Heide siegt im Duell "Not gegen Elend"
Not gegen Elend im „Sechs-Punkte-Spiel“: Der TSV Klausdorf verlor 0:4 gegen den Heider SV. Stefan Köpke, Trainer des Gastgebers, war nach dem Spiel alles andere als zufrieden mit der Leistung seiner Mannschaft: „Wir haben uns heute wie ein Absteiger präsentiert. Wenn wir uns in Zukunft taktisch und technisch nicht bessern, stehen wir bald als Absteiger fest“, schimpfte Köpke, kritisierte aber nicht nur seine Spieler: „Momentan hadere ich auch mit den Schiedsrichterentscheidungen. Es gab Situationen, da hätte er pfeifen, wenn nicht sogar die gelbe Karte zeigen müssen“, war Klausdorfs Trainer unzufrieden mit Schiedsrichter Michael Mond.

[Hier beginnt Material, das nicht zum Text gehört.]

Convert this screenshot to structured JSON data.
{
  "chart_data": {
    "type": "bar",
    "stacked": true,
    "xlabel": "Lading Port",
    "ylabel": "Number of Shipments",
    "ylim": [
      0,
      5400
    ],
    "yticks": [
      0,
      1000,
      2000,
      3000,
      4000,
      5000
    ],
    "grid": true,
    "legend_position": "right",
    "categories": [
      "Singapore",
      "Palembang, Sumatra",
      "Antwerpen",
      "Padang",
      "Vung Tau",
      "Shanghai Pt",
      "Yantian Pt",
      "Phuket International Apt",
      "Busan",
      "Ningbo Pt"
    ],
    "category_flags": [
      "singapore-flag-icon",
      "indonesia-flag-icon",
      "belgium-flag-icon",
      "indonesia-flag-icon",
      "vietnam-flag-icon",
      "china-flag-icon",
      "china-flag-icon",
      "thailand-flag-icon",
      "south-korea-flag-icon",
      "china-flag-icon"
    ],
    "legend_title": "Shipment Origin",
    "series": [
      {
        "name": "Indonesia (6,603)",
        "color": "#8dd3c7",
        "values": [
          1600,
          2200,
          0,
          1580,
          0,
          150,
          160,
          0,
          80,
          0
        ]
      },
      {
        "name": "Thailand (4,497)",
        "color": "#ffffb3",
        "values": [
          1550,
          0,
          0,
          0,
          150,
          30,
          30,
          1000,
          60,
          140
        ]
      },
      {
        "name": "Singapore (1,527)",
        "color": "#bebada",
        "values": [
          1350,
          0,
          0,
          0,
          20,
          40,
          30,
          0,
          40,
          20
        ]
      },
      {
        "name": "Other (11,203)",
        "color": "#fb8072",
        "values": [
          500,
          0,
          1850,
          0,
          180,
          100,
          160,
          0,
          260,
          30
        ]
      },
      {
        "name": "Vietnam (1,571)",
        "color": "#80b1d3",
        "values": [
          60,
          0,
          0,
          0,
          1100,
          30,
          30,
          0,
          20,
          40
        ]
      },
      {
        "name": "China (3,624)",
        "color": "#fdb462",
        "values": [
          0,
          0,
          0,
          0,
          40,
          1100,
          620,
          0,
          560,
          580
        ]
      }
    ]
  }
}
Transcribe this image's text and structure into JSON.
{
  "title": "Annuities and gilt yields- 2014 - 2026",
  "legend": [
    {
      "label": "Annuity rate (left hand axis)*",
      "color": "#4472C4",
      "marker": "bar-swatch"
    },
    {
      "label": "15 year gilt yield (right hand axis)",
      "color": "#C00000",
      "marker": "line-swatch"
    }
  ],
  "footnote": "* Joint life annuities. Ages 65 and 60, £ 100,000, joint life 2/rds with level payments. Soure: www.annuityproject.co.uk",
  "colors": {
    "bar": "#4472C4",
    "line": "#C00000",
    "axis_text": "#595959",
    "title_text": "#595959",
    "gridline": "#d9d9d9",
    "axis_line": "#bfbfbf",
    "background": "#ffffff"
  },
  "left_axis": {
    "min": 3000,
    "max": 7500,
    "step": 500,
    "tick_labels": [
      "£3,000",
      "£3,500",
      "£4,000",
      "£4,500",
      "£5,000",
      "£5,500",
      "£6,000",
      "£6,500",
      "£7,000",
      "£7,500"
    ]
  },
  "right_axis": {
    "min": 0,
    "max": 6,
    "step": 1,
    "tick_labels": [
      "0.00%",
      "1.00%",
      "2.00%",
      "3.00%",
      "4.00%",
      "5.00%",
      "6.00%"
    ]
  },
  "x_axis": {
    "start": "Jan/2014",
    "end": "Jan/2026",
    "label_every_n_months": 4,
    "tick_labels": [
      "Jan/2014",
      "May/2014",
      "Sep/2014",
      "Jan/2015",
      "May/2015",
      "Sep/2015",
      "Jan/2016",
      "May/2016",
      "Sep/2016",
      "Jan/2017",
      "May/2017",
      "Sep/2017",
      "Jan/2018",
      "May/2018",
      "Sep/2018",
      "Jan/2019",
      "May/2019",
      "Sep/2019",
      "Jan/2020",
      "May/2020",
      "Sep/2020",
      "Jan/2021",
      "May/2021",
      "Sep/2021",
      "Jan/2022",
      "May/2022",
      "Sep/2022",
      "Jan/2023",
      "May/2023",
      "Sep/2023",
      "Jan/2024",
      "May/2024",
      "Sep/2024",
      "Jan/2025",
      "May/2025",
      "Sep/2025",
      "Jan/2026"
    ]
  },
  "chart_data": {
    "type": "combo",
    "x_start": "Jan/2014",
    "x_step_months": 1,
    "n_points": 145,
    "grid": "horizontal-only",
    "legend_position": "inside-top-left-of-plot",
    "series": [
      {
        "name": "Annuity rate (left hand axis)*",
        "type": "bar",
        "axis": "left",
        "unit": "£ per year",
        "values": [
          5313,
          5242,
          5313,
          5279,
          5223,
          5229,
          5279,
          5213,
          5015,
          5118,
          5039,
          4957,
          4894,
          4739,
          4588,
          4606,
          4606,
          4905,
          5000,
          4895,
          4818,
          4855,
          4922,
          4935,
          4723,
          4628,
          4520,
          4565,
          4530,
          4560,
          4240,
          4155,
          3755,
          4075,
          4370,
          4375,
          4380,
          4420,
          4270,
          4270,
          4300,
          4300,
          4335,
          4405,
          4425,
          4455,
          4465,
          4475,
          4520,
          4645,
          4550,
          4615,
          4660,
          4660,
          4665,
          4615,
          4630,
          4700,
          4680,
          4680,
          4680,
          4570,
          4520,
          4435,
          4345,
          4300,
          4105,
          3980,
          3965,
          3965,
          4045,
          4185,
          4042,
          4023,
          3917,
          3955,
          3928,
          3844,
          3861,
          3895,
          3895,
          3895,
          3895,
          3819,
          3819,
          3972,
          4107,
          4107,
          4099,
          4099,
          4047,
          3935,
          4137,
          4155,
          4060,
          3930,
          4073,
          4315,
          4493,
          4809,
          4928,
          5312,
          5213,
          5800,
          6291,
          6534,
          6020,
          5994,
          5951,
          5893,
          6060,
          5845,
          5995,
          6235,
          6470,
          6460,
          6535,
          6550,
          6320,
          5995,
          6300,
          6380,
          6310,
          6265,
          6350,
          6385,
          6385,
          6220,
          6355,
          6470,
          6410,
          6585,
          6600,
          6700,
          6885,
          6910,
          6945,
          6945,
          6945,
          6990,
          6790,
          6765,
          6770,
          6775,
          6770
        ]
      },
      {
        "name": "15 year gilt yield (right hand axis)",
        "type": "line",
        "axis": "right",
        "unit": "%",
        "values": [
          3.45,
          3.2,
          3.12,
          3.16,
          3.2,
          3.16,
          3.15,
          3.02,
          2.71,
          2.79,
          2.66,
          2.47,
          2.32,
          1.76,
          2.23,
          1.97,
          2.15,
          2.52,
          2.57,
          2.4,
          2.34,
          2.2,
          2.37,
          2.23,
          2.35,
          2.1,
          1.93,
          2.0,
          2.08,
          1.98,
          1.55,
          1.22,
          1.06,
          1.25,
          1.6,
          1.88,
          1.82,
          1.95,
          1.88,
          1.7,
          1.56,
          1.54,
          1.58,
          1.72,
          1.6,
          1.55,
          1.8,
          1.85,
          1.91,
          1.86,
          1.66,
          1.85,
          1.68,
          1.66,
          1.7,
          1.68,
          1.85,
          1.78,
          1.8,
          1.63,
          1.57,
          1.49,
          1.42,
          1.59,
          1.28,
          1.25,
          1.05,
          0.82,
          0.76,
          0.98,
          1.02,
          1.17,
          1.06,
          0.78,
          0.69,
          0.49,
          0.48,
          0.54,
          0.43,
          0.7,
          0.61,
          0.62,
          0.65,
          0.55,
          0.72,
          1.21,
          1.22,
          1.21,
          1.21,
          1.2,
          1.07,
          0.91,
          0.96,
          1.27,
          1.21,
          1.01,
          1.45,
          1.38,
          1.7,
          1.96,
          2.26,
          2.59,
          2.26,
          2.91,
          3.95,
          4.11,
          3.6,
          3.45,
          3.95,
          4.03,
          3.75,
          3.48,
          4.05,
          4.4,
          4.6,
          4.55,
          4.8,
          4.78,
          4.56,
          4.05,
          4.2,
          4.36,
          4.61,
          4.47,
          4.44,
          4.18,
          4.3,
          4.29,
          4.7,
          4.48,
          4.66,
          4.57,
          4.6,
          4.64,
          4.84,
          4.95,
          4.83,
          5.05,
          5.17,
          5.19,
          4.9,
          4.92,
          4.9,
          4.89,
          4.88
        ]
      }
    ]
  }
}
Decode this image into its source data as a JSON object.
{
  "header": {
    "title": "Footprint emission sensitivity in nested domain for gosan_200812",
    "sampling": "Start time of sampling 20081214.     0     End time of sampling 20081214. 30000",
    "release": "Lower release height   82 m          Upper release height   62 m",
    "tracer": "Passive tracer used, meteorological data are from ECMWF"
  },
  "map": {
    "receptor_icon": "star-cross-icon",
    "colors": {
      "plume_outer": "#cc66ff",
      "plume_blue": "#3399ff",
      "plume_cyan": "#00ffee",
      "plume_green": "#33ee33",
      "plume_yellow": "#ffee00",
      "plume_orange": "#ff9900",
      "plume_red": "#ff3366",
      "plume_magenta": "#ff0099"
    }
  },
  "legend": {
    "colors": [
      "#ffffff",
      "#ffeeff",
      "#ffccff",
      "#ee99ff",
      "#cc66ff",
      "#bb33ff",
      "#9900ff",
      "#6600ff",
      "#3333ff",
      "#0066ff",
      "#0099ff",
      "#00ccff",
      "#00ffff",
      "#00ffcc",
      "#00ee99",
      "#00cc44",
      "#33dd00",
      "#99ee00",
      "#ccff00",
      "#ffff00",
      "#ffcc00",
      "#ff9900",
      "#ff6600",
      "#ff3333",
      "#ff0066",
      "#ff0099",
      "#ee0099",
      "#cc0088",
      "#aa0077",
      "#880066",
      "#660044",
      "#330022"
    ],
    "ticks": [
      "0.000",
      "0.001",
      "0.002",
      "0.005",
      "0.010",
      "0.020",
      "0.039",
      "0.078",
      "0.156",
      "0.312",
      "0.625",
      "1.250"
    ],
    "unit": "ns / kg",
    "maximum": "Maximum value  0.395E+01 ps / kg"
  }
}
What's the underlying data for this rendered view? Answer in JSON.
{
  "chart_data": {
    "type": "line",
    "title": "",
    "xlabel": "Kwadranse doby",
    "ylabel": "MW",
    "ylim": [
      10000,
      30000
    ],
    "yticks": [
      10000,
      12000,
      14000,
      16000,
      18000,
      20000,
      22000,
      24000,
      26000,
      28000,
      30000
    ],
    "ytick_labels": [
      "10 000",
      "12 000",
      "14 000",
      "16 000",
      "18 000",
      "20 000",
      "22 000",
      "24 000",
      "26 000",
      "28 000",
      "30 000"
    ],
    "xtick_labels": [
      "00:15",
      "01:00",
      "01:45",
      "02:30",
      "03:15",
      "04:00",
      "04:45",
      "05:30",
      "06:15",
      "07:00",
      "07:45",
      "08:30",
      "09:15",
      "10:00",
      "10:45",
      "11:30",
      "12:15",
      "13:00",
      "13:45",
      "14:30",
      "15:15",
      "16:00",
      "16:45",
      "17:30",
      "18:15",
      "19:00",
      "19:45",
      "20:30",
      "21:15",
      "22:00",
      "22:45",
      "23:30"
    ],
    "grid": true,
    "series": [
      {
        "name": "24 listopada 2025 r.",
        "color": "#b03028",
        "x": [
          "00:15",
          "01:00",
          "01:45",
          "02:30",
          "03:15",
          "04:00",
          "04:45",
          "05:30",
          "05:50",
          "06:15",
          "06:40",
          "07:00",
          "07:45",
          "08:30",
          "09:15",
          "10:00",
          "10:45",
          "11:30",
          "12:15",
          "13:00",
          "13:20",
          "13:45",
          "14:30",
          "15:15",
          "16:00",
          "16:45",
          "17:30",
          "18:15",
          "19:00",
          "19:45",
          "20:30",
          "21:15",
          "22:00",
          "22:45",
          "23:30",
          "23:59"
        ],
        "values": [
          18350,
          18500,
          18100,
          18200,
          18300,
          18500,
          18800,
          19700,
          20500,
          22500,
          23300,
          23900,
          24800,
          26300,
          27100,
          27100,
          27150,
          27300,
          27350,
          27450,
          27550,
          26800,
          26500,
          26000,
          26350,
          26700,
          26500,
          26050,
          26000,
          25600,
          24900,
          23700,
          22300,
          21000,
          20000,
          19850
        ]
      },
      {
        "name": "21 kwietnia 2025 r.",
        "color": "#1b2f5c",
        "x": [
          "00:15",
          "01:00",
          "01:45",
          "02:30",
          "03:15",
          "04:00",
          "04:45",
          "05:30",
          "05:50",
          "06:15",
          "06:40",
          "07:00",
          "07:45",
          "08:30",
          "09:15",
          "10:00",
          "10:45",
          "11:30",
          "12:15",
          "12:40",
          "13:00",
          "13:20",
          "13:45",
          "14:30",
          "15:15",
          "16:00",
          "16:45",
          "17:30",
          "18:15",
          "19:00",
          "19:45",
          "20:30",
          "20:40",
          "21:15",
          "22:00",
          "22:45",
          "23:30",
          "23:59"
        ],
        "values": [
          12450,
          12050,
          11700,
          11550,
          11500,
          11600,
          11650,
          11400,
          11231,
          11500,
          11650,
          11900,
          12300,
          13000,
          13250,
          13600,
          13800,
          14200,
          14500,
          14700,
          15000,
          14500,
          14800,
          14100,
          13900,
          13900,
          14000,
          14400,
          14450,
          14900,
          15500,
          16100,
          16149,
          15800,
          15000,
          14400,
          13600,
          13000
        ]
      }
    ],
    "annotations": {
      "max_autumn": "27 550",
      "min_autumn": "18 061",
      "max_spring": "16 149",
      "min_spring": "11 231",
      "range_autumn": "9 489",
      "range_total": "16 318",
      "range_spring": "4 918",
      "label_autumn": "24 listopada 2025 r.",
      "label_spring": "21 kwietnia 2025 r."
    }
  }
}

Klausdorf agierte nervös. Der Abstiegskampf saß den Gastgebern im Nacken. Allerdings schien dies die Spieler eher zu lähmen als zu motivieren. Kampf war nicht zu sehen. Auch Heide brachte wenig Produktives zustande. In der 15. Minute schossen die Gäste zwar durch Alex Hardock aus 16 Metern das 0:1, doch hatte das Spiel bis zu diesem Zeitpunkt kein Tor verdient. Zufallsprodukte gab es en masse. Viele hohe Bälle sahen die (nur) 55 Zuschauer. „Der Ball ist mehr in der Luft als auf dem Boden“, bemerkte ein Zuschauer genervt. Zwingende Torchancen blieben aus. Außer dass Heides Schreihals Marcell Voss seine Mitspieler anschrie anstatt aufzubauen, kam kaum Stimmung auf. Abstiegskampf in der höchsten Klasse Schleswig-Holsteins? Nein. Es machte eher den Eindruck von sinnlosem Freizeit-„Gebolze“.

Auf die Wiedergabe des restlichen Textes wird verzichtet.